O Homem de Palha, de Robin Hardy





“E o Deus verdadeiro? O que acontece com Ele?”

Considerado um clássico do suspense, “O Homem de Palha” é um daqueles raros filmes que propõem um questionamento real ao telespectador. Polêmico, o filme trouxe uma situação incomum e uma profunda reflexão sobre a religião, confrontando o senso comum. Logo no começo, conhecemos o sargento Howie, que recebe uma carta relatando um suposto desaparecimento de uma jovem na remota ilha de Summerisle. Ao chegar lá, o sargento, sem perceber, é envolvido numa misteriosa trama que culminará em um surpreendente desfecho.

O sargento é um homem que segue a doutrina cristã com muito fervor, elevando sua moral religiosa acima de tudo. Porém, ao chegar em Summerisle, depara-se com diferentes costumes advindos de uma religião pagã. A população da ilha cultua os velhos deuses e possui uma peculiar afeição ao sexo, sobretudo ao falo. É um pecaminoso confronto construído em cenas que valorizam a natureza da ilha e os belos (alguns bem sensuais) cultos pagãos. A religião cristã é colocada como uma mera estrangeira na ilha, contrapondo-se ao senso comum de religião dominante. Howie e seus conceitos cristãos são rebaixados ao nível de turista e, algumas vezes, motivos de risos e confusão por parte dos nativos. Um delicioso (e pecaminoso) confronto que faz o próprio telespectador questionar-se: “E o Deus verdadeiro?”.
“Eu acho que eu poderia me transformar e viver com os animais. Eles são tão plácidos e auto-suficientes. Eles não ficam acordados no escuro chorando por seus pecados. Eles não me deixam doente discutindo seus deveres para com Deus. Nenhum deles se ajoelha para outro de sua própria espécie que viveu há milhares de anos. Nenhum deles é respeitável ou infeliz, por toda a terra.” – Lord Summerisle
Afinal, quem é o Deus verdadeiro? O seu ou o meu? O filme não centraliza-se nisto, mas Howie é constantemente confrontado, porém inabalável até o fim, sobre tal questão. E crê, com todo o poder de seu ego, que o seu Deus é o verdadeiro. Portanto, o sargento vê toda a cultura religiosa da ilha como uma aberração, como algo profundamente errado. Há moças peladas correndo pelos campos (ou pulando fogueiras), há crianças aprendendo a arte do amor, há pessoas cultuando, falando e cantando sobre o sexo. E as músicas... ah, essas merecem uma atenção especial. Em certos momentos, “O Homem de Palha” parecerá um musical, há longas cenas onde a música torna-se central, e os temas das canções só poderiam ser o bipolar caminho que vai ora para o céu, ora para o inferno, que é o sexo. São belas, sensíveis e melódicas canções construídas nas mais variadas metáforas, de uma maneira sempre sutil (algumas nem tanto) e elegante.

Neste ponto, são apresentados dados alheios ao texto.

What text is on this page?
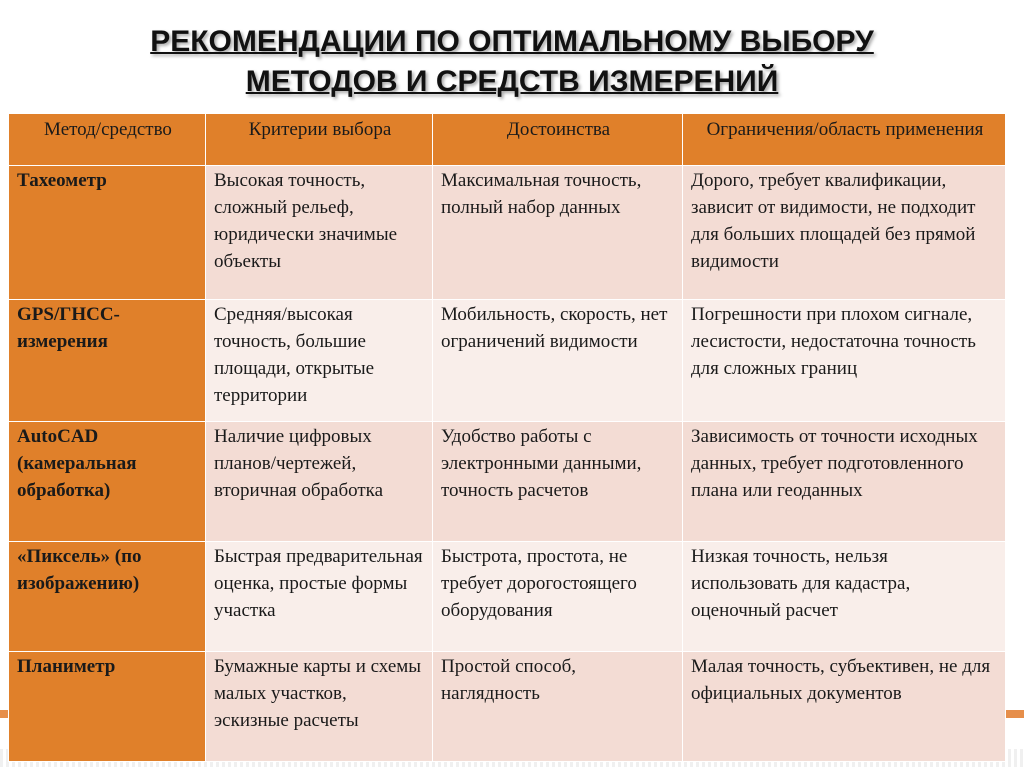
РЕКОМЕНДАЦИИ ПО ОПТИМАЛЬНОМУ ВЫБОРУ
МЕТОДОВ И СРЕДСТВ ИЗМЕРЕНИЙ
Метод/средство	Критерии выбора	Достоинства	Ограничения/область применения
Тахеометр	Высокая точность, сложный рельеф, юридически значимые объекты	Максимальная точность, полный набор данных	Дорого, требует квалификации, зависит от видимости, не подходит для больших площадей без прямой видимости
GPS/ГНСС-измерения	Средняя/высокая точность, большие площади, открытые территории	Мобильность, скорость, нет ограничений видимости	Погрешности при плохом сигнале, лесистости, недостаточна точность для сложных границ
AutoCAD (камеральная обработка)	Наличие цифровых планов/чертежей, вторичная обработка	Удобство работы с электронными данными, точность расчетов	Зависимость от точности исходных данных, требует подготовленного плана или геоданных
«Пиксель» (по изображению)	Быстрая предварительная оценка, простые формы участка	Быстрота, простота, не требует дорогостоящего оборудования	Низкая точность, нельзя использовать для кадастра, оценочный расчет
Планиметр	Бумажные карты и схемы малых участков, эскизные расчеты	Простой способ, наглядность	Малая точность, субъективен, не для официальных документов
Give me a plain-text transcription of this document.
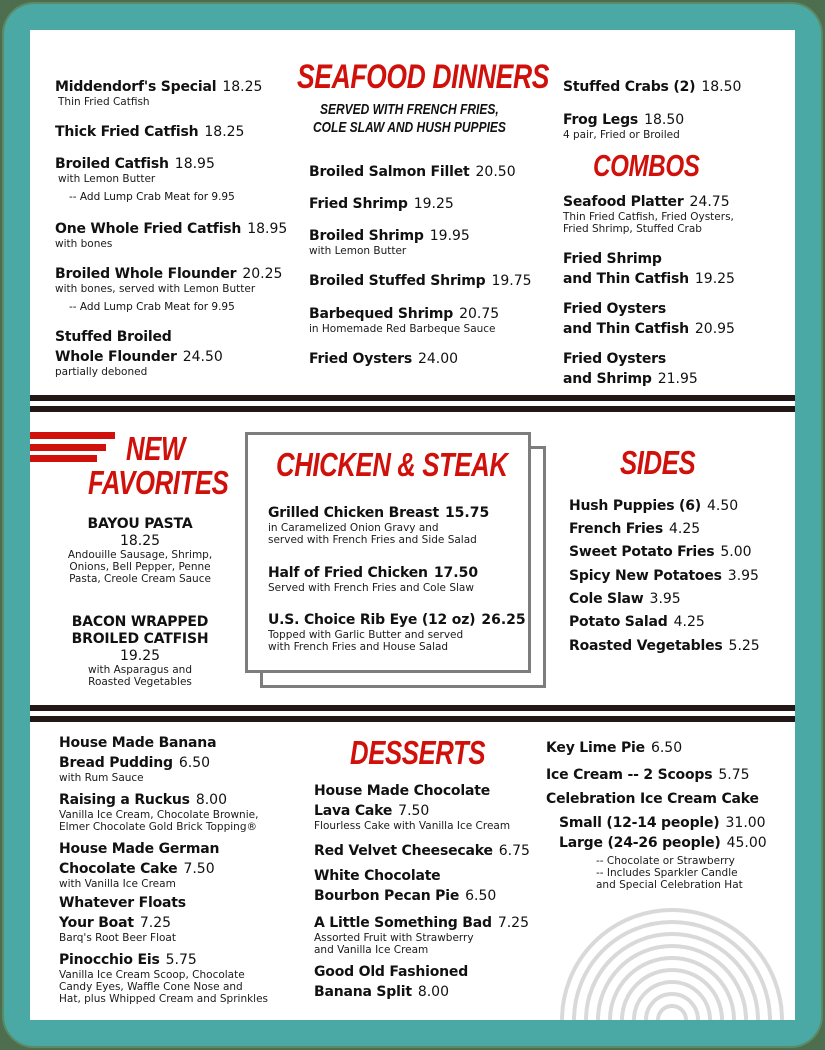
Middendorf's Special 18.25
Thin Fried Catfish
Thick Fried Catfish 18.25
Broiled Catfish 18.95
with Lemon Butter
-- Add Lump Crab Meat for 9.95
One Whole Fried Catfish 18.95
with bones
Broiled Whole Flounder 20.25
with bones, served with Lemon Butter
-- Add Lump Crab Meat for 9.95
Stuffed Broiled
Whole Flounder 24.50
partially deboned
SEAFOOD DINNERS
SERVED WITH FRENCH FRIES,
COLE SLAW AND HUSH PUPPIES
Broiled Salmon Fillet 20.50
Fried Shrimp 19.25
Broiled Shrimp 19.95
with Lemon Butter
Broiled Stuffed Shrimp 19.75
Barbequed Shrimp 20.75
in Homemade Red Barbeque Sauce
Fried Oysters 24.00
Stuffed Crabs (2) 18.50
Frog Legs 18.50
4 pair, Fried or Broiled
COMBOS
Seafood Platter 24.75
Thin Fried Catfish, Fried Oysters,
Fried Shrimp, Stuffed Crab
Fried Shrimp
and Thin Catfish 19.25
Fried Oysters
and Thin Catfish 20.95
Fried Oysters
and Shrimp 21.95
NEW
FAVORITES
BAYOU PASTA
18.25
Andouille Sausage, Shrimp,
Onions, Bell Pepper, Penne
Pasta, Creole Cream Sauce
BACON WRAPPED
BROILED CATFISH
19.25
with Asparagus and
Roasted Vegetables
CHICKEN & STEAK
Grilled Chicken Breast 15.75
in Caramelized Onion Gravy and
served with French Fries and Side Salad
Half of Fried Chicken 17.50
Served with French Fries and Cole Slaw
U.S. Choice Rib Eye (12 oz) 26.25
Topped with Garlic Butter and served
with French Fries and House Salad
SIDES
Hush Puppies (6) 4.50
French Fries 4.25
Sweet Potato Fries 5.00
Spicy New Potatoes 3.95
Cole Slaw 3.95
Potato Salad 4.25
Roasted Vegetables 5.25
House Made Banana
Bread Pudding 6.50
with Rum Sauce
Raising a Ruckus 8.00
Vanilla Ice Cream, Chocolate Brownie,
Elmer Chocolate Gold Brick Topping®
House Made German
Chocolate Cake 7.50
with Vanilla Ice Cream
Whatever Floats
Your Boat 7.25
Barq's Root Beer Float
Pinocchio Eis 5.75
Vanilla Ice Cream Scoop, Chocolate
Candy Eyes, Waffle Cone Nose and
Hat, plus Whipped Cream and Sprinkles
DESSERTS
House Made Chocolate
Lava Cake 7.50
Flourless Cake with Vanilla Ice Cream
Red Velvet Cheesecake 6.75
White Chocolate
Bourbon Pecan Pie 6.50
A Little Something Bad 7.25
Assorted Fruit with Strawberry
and Vanilla Ice Cream
Good Old Fashioned
Banana Split 8.00
Key Lime Pie 6.50
Ice Cream -- 2 Scoops 5.75
Celebration Ice Cream Cake
Small (12-14 people) 31.00
Large (24-26 people) 45.00
-- Chocolate or Strawberry
-- Includes Sparkler Candle
and Special Celebration Hat
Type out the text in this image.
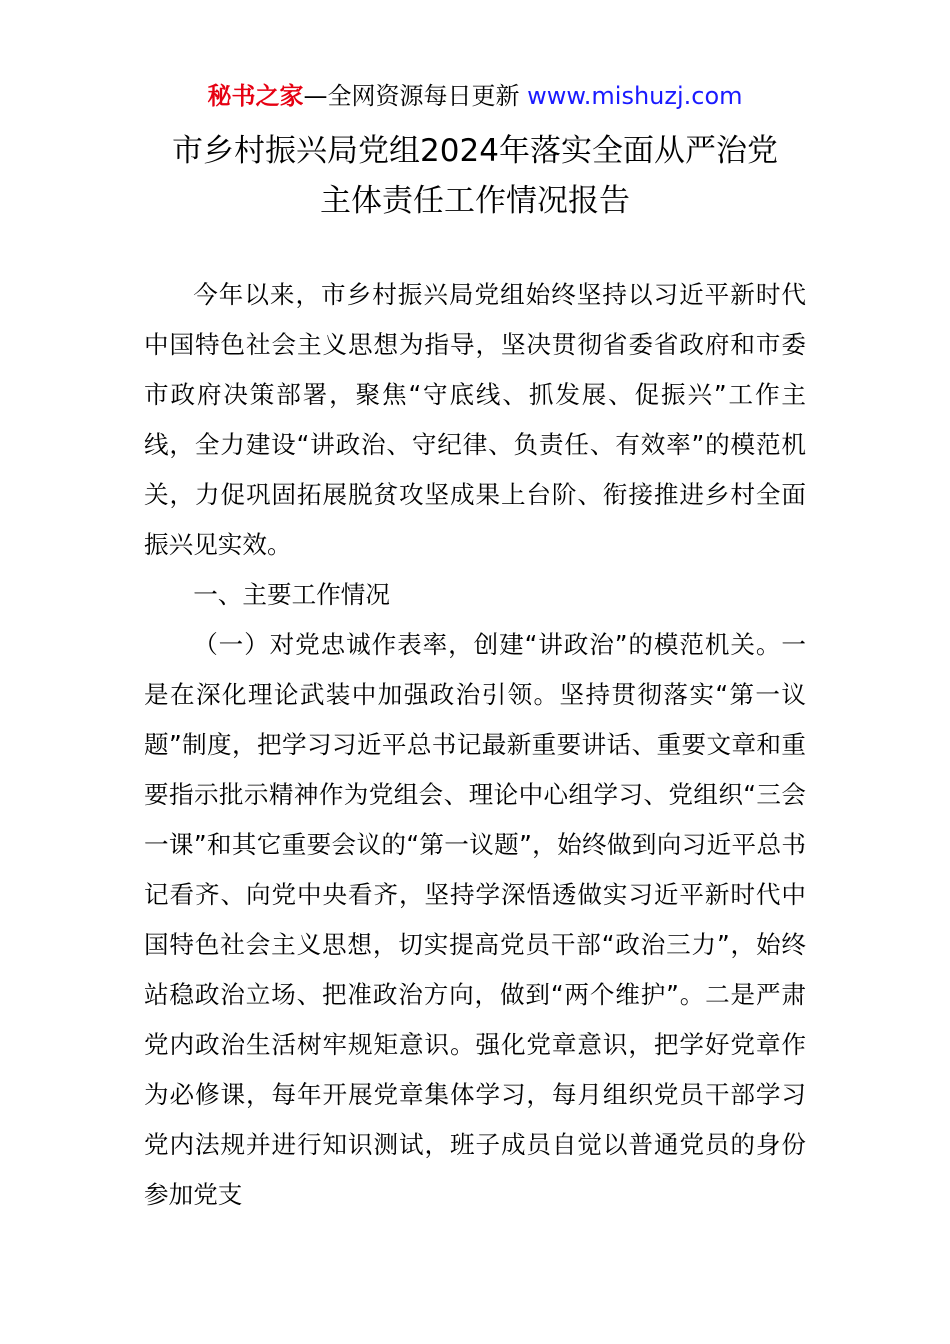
秘书之家—全网资源每日更新 www.mishuzj.com
市乡村振兴局党组2024年落实全面从严治党
主体责任工作情况报告

今年以来，市乡村振兴局党组始终坚持以习近平新时代中国特色社会主义思想为指导，坚决贯彻省委省政府和市委市政府决策部署，聚焦“守底线、抓发展、促振兴”工作主线，全力建设“讲政治、守纪律、负责任、有效率”的模范机关，力促巩固拓展脱贫攻坚成果上台阶、衔接推进乡村全面振兴见实效。

一、主要工作情况

（一）对党忠诚作表率，创建“讲政治”的模范机关。一是在深化理论武装中加强政治引领。坚持贯彻落实“第一议题”制度，把学习习近平总书记最新重要讲话、重要文章和重要指示批示精神作为党组会、理论中心组学习、党组织“三会一课”和其它重要会议的“第一议题”，始终做到向习近平总书记看齐、向党中央看齐，坚持学深悟透做实习近平新时代中国特色社会主义思想，切实提高党员干部“政治三力”，始终站稳政治立场、把准政治方向，做到“两个维护”。二是严肃党内政治生活树牢规矩意识。强化党章意识，把学好党章作为必修课，每年开展党章集体学习，每月组织党员干部学习党内法规并进行知识测试，班子成员自觉以普通党员的身份参加党支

“O Homem de Palha” é um fino suspense, beirando ao terror para alguns (imagine um evangélico vendo uma moça pelada clamando por sexo... pois é!), que lhe encantará e, muito provavelmente, lhe chocará também. Contrapondo-se ao conceito de terror na época (para quem não sabe, 1973 é também o ano de lançamento do clássico “O Exorcista”), “O Homem de Palha” trocou o banho de sangue e a escuridão por um bizarro suspense a céu aberto, com muita beleza e luminosidade. O surpreendente final nos faz chegar à conclusão de que, mesmo tão diferentes entre si, as religiões confrontadas colocam o seu ego nas estrelas até o fim, seguindo seus cultos sem qualquer limite em nome de um Deus (ou deuses), na velha filosofia de que “os fins justificam os meios”.